Hello, I trained the model on a relatively smaller dataset and it couldn't make inference on fresh COCO images or some other stock images from the internet (conf for all predictions was 0).
However, I also tried to run detect.py using the weights/dy-yolov7.pt that you released - the inference results are still poor with 0% conf.

python ../DynamicDet/detect.py --img-size 640 --conf-thres 0 --iou-thres 0 --cfg ../DynamicDet/cfg/dy-yolov7-step2.yaml --weight dy-yolov7.pt --source inference/images --dy-thres 0.5 --save-txt --save-conf --name inference-results
What could the reason for this be?

@mansi-aggarwal-2504
It is strange.
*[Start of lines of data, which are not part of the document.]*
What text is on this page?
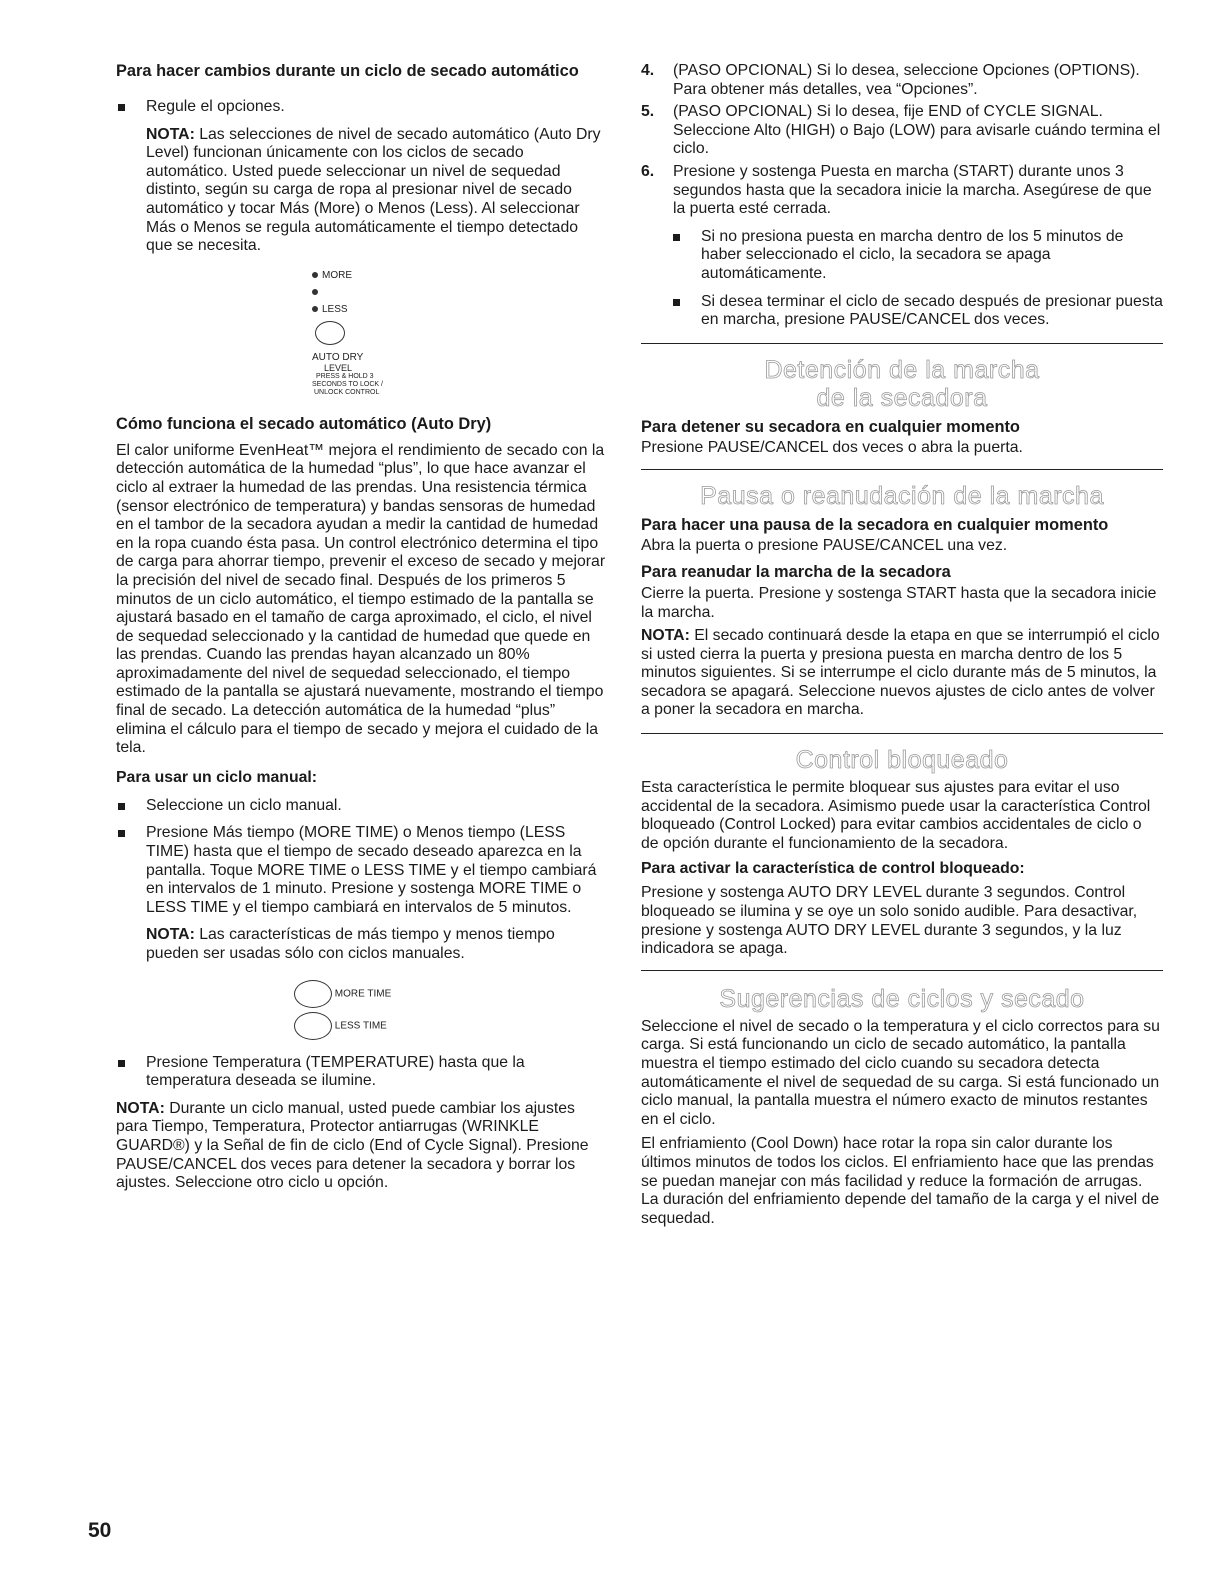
Para hacer cambios durante un ciclo de secado automático

Regule el opciones.

NOTA: Las selecciones de nivel de secado automático (Auto Dry Level) funcionan únicamente con los ciclos de secado automático. Usted puede seleccionar un nivel de sequedad distinto, según su carga de ropa al presionar nivel de secado automático y tocar Más (More) o Menos (Less). Al seleccionar Más o Menos se regula automáticamente el tiempo detectado que se necesita.

MORE
LESS
AUTO DRY
LEVEL
PRESS & HOLD 3
SECONDS TO LOCK /
UNLOCK CONTROL
Cómo funciona el secado automático (Auto Dry)

El calor uniforme EvenHeat™ mejora el rendimiento de secado con la detección automática de la humedad “plus”, lo que hace avanzar el ciclo al extraer la humedad de las prendas. Una resistencia térmica (sensor electrónico de temperatura) y bandas sensoras de humedad en el tambor de la secadora ayudan a medir la cantidad de humedad en la ropa cuando ésta pasa. Un control electrónico determina el tipo de carga para ahorrar tiempo, prevenir el exceso de secado y mejorar la precisión del nivel de secado final. Después de los primeros 5 minutos de un ciclo automático, el tiempo estimado de la pantalla se ajustará basado en el tamaño de carga aproximado, el ciclo, el nivel de sequedad seleccionado y la cantidad de humedad que quede en las prendas. Cuando las prendas hayan alcanzado un 80% aproximadamente del nivel de sequedad seleccionado, el tiempo estimado de la pantalla se ajustará nuevamente, mostrando el tiempo final de secado. La detección automática de la humedad “plus” elimina el cálculo para el tiempo de secado y mejora el cuidado de la tela.

Para usar un ciclo manual:

Seleccione un ciclo manual.

Presione Más tiempo (MORE TIME) o Menos tiempo (LESS TIME) hasta que el tiempo de secado deseado aparezca en la pantalla. Toque MORE TIME o LESS TIME y el tiempo cambiará en intervalos de 1 minuto. Presione y sostenga MORE TIME o LESS TIME y el tiempo cambiará en intervalos de 5 minutos.

NOTA: Las características de más tiempo y menos tiempo pueden ser usadas sólo con ciclos manuales.

MORE TIME
LESS TIME

Presione Temperatura (TEMPERATURE) hasta que la temperatura deseada se ilumine.

NOTA: Durante un ciclo manual, usted puede cambiar los ajustes para Tiempo, Temperatura, Protector antiarrugas (WRINKLE GUARD®) y la Señal de fin de ciclo (End of Cycle Signal). Presione PAUSE/CANCEL dos veces para detener la secadora y borrar los ajustes. Seleccione otro ciclo u opción.

4. (PASO OPCIONAL) Si lo desea, seleccione Opciones (OPTIONS). Para obtener más detalles, vea “Opciones”.

5. (PASO OPCIONAL) Si lo desea, fije END of CYCLE SIGNAL. Seleccione Alto (HIGH) o Bajo (LOW) para avisarle cuándo termina el ciclo.

6. Presione y sostenga Puesta en marcha (START) durante unos 3 segundos hasta que la secadora inicie la marcha. Asegúrese de que la puerta esté cerrada.

Si no presiona puesta en marcha dentro de los 5 minutos de haber seleccionado el ciclo, la secadora se apaga automáticamente.

Si desea terminar el ciclo de secado después de presionar puesta en marcha, presione PAUSE/CANCEL dos veces.

Detención de la marcha
de la secadora
Para detener su secadora en cualquier momento

Presione PAUSE/CANCEL dos veces o abra la puerta.

Pausa o reanudación de la marcha
Para hacer una pausa de la secadora en cualquier momento

Abra la puerta o presione PAUSE/CANCEL una vez.

Para reanudar la marcha de la secadora

Cierre la puerta. Presione y sostenga START hasta que la secadora inicie la marcha.

NOTA: El secado continuará desde la etapa en que se interrumpió el ciclo si usted cierra la puerta y presiona puesta en marcha dentro de los 5 minutos siguientes. Si se interrumpe el ciclo durante más de 5 minutos, la secadora se apagará. Seleccione nuevos ajustes de ciclo antes de volver a poner la secadora en marcha.

Control bloqueado

Esta característica le permite bloquear sus ajustes para evitar el uso accidental de la secadora. Asimismo puede usar la característica Control bloqueado (Control Locked) para evitar cambios accidentales de ciclo o de opción durante el funcionamiento de la secadora.

Para activar la característica de control bloqueado:

Presione y sostenga AUTO DRY LEVEL durante 3 segundos. Control bloqueado se ilumina y se oye un solo sonido audible. Para desactivar, presione y sostenga AUTO DRY LEVEL durante 3 segundos, y la luz indicadora se apaga.

Sugerencias de ciclos y secado

Seleccione el nivel de secado o la temperatura y el ciclo correctos para su carga. Si está funcionando un ciclo de secado automático, la pantalla muestra el tiempo estimado del ciclo cuando su secadora detecta automáticamente el nivel de sequedad de su carga. Si está funcionado un ciclo manual, la pantalla muestra el número exacto de minutos restantes en el ciclo.

El enfriamiento (Cool Down) hace rotar la ropa sin calor durante los últimos minutos de todos los ciclos. El enfriamiento hace que las prendas se puedan manejar con más facilidad y reduce la formación de arrugas. La duración del enfriamiento depende del tamaño de la carga y el nivel de sequedad.

50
Please try

python ../DynamicDet/detect.py --cfg ../DynamicDet/cfg/dy-yolov7-step2.yaml --weight dy-yolov7.pt --source ../DynamicDet/demo/demo.jpg --dy-thres 0.5

Okay, so I tried the inference on demo.jpg and it seems to be working fine.
demo

I also tried the released weights on my dataset and it seemed to be working well - just had to remove the conf and iou thresholds.

But my weights from train step2 aren't able to detect anything with confidence - I do agree that I trained on a relatively smaller coco dataset , which could be the issue.

If I train on a custom dataset (not coco) do you recommend a training/validation data size and other custom settings - I want to train on particle-picking images with a low signal-to-noise ratio (which makes inference more difficult).

@mansi-aggarwal-2504
I'm sorry that I have no idea about the custom settings on a private dataset. However, I suggest that you take a step back, start with training a great model on the yolov7 repo first, then migrate that configuration to DynamicDet.